Из распадка первой показалась лохматая голова бугра. Он встал, раскорячась, на краю распадка, подавая руку каждому выжившему, помогал вылезти из липкой жути.
Когда все уцелевшие выбрались, Новиков побелел:
— Это все? Не может быть! — Он заглянул в распадок. Там было пустынно и безлюдно.
Из пятидесяти шести человек в живых остались семнадцать…
У старшего охраны задрожали руки. Впервые понял Лаврова, которому не захотелось жить. Шмель, с почерневшим лицом, не веря своим глазам, смотрел в распадок.
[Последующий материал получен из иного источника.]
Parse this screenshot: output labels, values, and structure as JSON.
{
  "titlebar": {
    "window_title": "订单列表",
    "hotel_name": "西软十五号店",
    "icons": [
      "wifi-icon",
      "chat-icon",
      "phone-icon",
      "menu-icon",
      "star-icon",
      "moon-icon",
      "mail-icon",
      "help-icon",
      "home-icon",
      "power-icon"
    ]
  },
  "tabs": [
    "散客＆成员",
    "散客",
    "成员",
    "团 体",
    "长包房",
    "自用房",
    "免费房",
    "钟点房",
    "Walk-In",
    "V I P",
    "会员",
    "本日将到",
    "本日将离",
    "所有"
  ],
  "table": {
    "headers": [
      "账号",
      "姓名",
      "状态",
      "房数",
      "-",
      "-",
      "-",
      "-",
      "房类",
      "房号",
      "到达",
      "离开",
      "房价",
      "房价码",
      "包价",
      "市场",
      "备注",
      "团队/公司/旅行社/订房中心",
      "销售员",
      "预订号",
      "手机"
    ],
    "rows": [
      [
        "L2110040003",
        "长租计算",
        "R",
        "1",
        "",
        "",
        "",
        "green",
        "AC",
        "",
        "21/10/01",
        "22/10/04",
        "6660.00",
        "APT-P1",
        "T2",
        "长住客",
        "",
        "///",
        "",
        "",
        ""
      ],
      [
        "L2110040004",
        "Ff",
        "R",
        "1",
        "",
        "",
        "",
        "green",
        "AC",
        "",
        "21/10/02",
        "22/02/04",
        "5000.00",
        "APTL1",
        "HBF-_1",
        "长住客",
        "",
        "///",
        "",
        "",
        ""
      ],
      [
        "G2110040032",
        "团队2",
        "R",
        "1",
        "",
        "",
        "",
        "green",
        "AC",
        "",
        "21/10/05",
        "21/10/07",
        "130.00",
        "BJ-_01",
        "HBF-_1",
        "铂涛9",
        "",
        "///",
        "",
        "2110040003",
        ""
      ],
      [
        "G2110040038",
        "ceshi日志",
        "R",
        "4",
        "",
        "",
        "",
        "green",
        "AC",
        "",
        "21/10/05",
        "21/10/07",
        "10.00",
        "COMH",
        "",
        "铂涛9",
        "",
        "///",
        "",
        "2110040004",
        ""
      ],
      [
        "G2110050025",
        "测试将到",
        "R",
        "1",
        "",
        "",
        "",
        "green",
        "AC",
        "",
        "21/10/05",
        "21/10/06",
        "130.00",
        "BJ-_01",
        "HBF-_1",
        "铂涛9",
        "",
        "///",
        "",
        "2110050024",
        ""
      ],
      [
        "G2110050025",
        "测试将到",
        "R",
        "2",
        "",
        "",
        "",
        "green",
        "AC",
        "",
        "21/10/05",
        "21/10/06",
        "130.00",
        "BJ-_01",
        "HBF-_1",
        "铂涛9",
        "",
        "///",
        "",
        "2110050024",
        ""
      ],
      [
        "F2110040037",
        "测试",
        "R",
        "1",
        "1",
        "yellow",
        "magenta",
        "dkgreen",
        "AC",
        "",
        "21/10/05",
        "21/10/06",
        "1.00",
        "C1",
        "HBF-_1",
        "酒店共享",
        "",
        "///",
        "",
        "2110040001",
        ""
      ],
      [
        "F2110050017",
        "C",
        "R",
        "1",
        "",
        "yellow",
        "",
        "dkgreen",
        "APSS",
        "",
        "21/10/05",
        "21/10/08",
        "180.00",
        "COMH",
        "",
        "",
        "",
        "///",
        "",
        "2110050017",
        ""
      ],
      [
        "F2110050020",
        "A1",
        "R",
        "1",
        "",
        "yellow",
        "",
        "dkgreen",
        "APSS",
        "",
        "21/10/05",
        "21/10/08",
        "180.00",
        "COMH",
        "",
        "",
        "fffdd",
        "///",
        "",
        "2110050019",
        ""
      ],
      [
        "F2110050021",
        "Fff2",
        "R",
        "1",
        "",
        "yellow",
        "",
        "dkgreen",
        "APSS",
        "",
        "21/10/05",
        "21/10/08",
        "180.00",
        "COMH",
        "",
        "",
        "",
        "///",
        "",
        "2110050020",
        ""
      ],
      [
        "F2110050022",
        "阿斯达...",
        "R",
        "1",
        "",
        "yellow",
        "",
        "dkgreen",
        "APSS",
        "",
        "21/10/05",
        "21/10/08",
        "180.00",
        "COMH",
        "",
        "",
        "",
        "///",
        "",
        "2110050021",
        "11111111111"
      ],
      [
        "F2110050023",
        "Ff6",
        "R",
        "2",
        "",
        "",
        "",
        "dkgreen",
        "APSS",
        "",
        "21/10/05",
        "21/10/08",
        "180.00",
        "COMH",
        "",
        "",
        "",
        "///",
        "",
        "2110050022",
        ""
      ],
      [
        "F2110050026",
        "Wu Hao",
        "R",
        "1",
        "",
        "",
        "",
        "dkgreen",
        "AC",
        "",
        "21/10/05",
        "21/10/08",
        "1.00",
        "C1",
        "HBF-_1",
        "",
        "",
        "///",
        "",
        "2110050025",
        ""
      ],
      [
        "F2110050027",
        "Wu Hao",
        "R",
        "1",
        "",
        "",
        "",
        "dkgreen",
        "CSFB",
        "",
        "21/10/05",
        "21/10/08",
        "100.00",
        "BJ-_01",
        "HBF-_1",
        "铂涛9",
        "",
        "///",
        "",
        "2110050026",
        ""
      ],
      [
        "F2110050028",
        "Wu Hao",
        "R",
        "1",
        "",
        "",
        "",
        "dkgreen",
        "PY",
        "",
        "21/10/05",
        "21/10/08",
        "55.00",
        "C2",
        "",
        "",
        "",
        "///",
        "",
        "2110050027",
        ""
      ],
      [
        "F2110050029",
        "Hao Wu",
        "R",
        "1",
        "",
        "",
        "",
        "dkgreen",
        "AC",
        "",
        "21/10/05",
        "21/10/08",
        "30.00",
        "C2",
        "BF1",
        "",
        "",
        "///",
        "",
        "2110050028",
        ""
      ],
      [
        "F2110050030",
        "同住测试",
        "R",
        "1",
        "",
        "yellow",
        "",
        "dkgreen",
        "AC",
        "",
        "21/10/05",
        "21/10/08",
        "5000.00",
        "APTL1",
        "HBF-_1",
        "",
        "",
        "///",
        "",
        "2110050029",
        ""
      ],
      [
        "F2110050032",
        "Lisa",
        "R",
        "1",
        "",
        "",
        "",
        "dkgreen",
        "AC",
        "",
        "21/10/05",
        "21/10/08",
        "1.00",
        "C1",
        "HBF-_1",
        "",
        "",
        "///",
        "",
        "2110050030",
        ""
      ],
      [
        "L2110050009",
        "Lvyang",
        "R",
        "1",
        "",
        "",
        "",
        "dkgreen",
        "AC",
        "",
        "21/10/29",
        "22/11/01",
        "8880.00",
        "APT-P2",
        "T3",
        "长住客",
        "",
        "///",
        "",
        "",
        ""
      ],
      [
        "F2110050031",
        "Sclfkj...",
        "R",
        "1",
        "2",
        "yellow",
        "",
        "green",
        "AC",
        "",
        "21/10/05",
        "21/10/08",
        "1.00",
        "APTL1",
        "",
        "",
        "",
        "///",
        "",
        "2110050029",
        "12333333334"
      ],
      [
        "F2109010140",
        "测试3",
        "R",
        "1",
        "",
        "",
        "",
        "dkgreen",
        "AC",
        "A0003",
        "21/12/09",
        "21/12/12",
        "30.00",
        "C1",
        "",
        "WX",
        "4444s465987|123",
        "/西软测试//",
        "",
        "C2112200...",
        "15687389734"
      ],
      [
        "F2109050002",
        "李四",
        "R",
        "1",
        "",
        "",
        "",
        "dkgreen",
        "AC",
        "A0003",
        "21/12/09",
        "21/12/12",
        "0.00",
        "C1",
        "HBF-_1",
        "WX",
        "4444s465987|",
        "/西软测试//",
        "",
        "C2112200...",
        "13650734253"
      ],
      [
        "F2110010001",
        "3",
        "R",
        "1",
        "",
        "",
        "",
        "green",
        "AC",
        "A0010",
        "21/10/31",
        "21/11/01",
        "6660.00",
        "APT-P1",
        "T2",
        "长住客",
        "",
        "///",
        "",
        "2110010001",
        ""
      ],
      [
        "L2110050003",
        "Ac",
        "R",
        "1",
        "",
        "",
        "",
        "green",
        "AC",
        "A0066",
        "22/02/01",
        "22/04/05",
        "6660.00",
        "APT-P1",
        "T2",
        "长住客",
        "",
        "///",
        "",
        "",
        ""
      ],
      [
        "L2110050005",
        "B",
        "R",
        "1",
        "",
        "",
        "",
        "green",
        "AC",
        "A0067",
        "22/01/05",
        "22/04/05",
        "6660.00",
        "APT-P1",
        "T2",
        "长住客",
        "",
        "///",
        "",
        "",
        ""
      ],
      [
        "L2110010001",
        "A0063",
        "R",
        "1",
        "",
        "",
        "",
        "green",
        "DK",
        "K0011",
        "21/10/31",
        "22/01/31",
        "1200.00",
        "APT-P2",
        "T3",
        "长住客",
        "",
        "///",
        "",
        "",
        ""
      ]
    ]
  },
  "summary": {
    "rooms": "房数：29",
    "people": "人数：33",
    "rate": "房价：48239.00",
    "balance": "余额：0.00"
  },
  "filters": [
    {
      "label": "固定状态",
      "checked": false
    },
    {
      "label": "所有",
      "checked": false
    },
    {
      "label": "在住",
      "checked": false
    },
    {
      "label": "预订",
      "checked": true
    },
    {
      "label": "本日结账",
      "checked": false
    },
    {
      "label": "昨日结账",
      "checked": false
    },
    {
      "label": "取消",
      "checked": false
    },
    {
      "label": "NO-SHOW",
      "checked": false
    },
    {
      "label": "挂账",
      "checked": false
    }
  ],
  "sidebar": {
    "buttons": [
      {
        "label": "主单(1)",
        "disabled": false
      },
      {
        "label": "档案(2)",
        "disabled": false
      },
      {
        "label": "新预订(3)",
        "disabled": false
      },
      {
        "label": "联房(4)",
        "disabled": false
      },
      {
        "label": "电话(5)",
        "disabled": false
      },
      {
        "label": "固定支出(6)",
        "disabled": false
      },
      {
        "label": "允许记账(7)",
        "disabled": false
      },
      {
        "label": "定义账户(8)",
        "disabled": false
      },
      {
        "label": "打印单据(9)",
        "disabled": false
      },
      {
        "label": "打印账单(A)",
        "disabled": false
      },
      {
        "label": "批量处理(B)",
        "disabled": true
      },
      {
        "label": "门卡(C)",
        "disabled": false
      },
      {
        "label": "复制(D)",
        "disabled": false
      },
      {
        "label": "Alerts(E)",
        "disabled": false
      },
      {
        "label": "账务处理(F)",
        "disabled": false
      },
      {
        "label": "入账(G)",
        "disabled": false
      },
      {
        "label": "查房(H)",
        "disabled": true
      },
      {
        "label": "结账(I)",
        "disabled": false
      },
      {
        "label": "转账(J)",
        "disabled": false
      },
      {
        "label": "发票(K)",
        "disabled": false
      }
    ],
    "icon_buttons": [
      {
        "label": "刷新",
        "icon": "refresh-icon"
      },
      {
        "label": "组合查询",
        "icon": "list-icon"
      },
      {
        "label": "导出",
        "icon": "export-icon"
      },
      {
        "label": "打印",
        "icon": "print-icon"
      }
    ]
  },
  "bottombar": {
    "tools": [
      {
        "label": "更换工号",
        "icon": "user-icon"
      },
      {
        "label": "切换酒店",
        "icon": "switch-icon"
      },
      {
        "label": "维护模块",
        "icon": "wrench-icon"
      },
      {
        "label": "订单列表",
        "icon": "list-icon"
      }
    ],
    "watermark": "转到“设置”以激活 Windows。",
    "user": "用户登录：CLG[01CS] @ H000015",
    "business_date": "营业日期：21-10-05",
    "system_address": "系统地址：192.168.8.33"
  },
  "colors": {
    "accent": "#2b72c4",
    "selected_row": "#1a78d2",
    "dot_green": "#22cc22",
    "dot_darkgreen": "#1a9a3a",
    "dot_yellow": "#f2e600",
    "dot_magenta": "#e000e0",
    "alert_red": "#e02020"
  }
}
Он не ругался. Он никого не проклинал. Он что-то шептал тихо-тихо, отвернувшись ото всех. Дрожали плечи фартового. Крепкие, несгибаемые, железные. Их за много ходок не согнула, не поморозила Колыма. Он никогда ни перед кем не склонил голову. Но что-то сломалось в его душе…
«Где вы, кенты? Неужель это конец, застопорило и вас бедой? За что ожмурились? Зачем я дышу?!»
Грязная, промокшая, дрожащая горсточка людей возвращалась к палаткам. Сколько они шли? Кто засекал время пути от жизни к смерти? Кто, почему погиб, зачем выжил? Эти вопросы всегда остаются без ответа…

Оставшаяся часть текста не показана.